Silence radio : Chute libre
Silence radio, une création collective du Théâtre de la Banquette arrière, est un objet inabouti, une fable métaphysique qui ne tient qu’à un très mince fil.
La création collective, ce beau rêve, peut-elle encore advenir dans le contexte institutionnel du théâtre québécois? À voir les efforts du Théâtre de la Banquette arrière avec Silence radio, on a envie de répondre "non". Si certains artistes, comme Éric Jean ou le Théâtre de la Pire Espèce (dans ses meilleurs moments), réussissent à travailler à long terme par écriture scénique tout en s’acclimatant à de contraignantes structures de production, ils sont probablement l’exception qui confirme la règle.
Dans Silence radio, le manque de maturation se voit partout. D’abord dans le texte, profondément inégal, où l’on reconnaît les traces de l’écriture "à 16 mains" malgré les efforts du comédien et auteur Mathieu Gosselin pour harmoniser le tout. Certains personnages sont plus étoffés, comme le théoricien du complot interprété par Éric Paulhus et la diva déchue de Rose-Maïté Erkoreka, mais c’est moins le cas de la cosmonaute russe jouée par Anne-Marie Levasseur et de son pendant terrien, l’animateur de radio pirate que Patrick Hivon incarne avec fougue. Leurs étranges monologues sur la solitude, remplis de métaphores obscures et d’ébahissements candides, sont si pléthoriques que le sens s’y perd.

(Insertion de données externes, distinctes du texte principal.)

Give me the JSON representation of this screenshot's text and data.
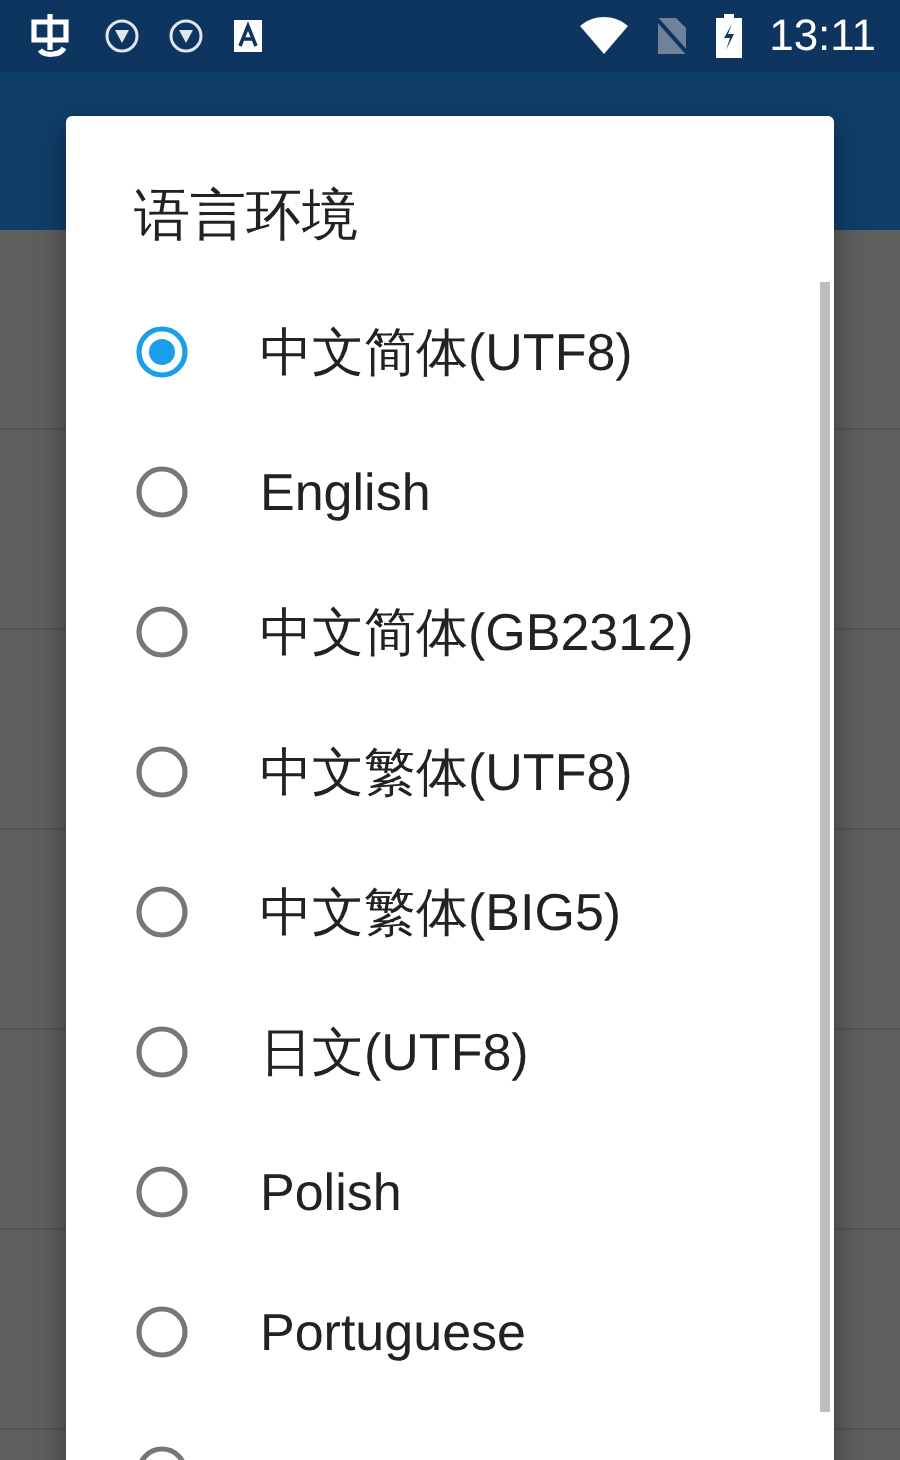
{
  "status_bar": {
    "time": "13:11"
  },
  "dialog": {
    "title": "语言环境",
    "options": [
      {
        "label": "中文简体(UTF8)",
        "selected": true
      },
      {
        "label": "English",
        "selected": false
      },
      {
        "label": "中文简体(GB2312)",
        "selected": false
      },
      {
        "label": "中文繁体(UTF8)",
        "selected": false
      },
      {
        "label": "中文繁体(BIG5)",
        "selected": false
      },
      {
        "label": "日文(UTF8)",
        "selected": false
      },
      {
        "label": "Polish",
        "selected": false
      },
      {
        "label": "Portuguese",
        "selected": false
      },
      {
        "selected": false
      }
    ]
  }
}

La pièce souffre aussi de l’éparpillement de sa thématique, et par conséquent d’un certain manque de profondeur. S’il n’y a aucun doute sur la dimension métaphysique du texte et que l’on y identifie les louables efforts de faire se rencontrer les notions d’élévation et de chute, de recherche de spiritualité et de sens commun, le spectacle ne dépasse que trop rarement le cliché.
Bien sûr, l’univers créé par le collectif évoque une société effritée et individualiste, dans laquelle chacun est insensible à son voisin malgré les liens invisibles qui l’unissent à lui. Mais pour qu’émerge de là un véritable sens, suffit-il d’esquisser quelques primitifs questionnements métaphysiques et de les transposer vaguement dans la quête de personnages errants? Le texte manque de recul, de perspective, de mise à l’épreuve, et apparaît souvent naïf et inachevé, malgré des allures de grand sérieux.
La mise en scène de Geoffrey Gaquère découpe l’espace en différents tracés, emmêle encore plus les différents fils narratifs et essaie tant bien que mal de souligner l’interconnectivité des personnages et leur quête d’élévation, au moyen de cordes tendues et d’échelles rivées vers le ciel. L’effort est louable, mais le rendu est plus confus que signifiant.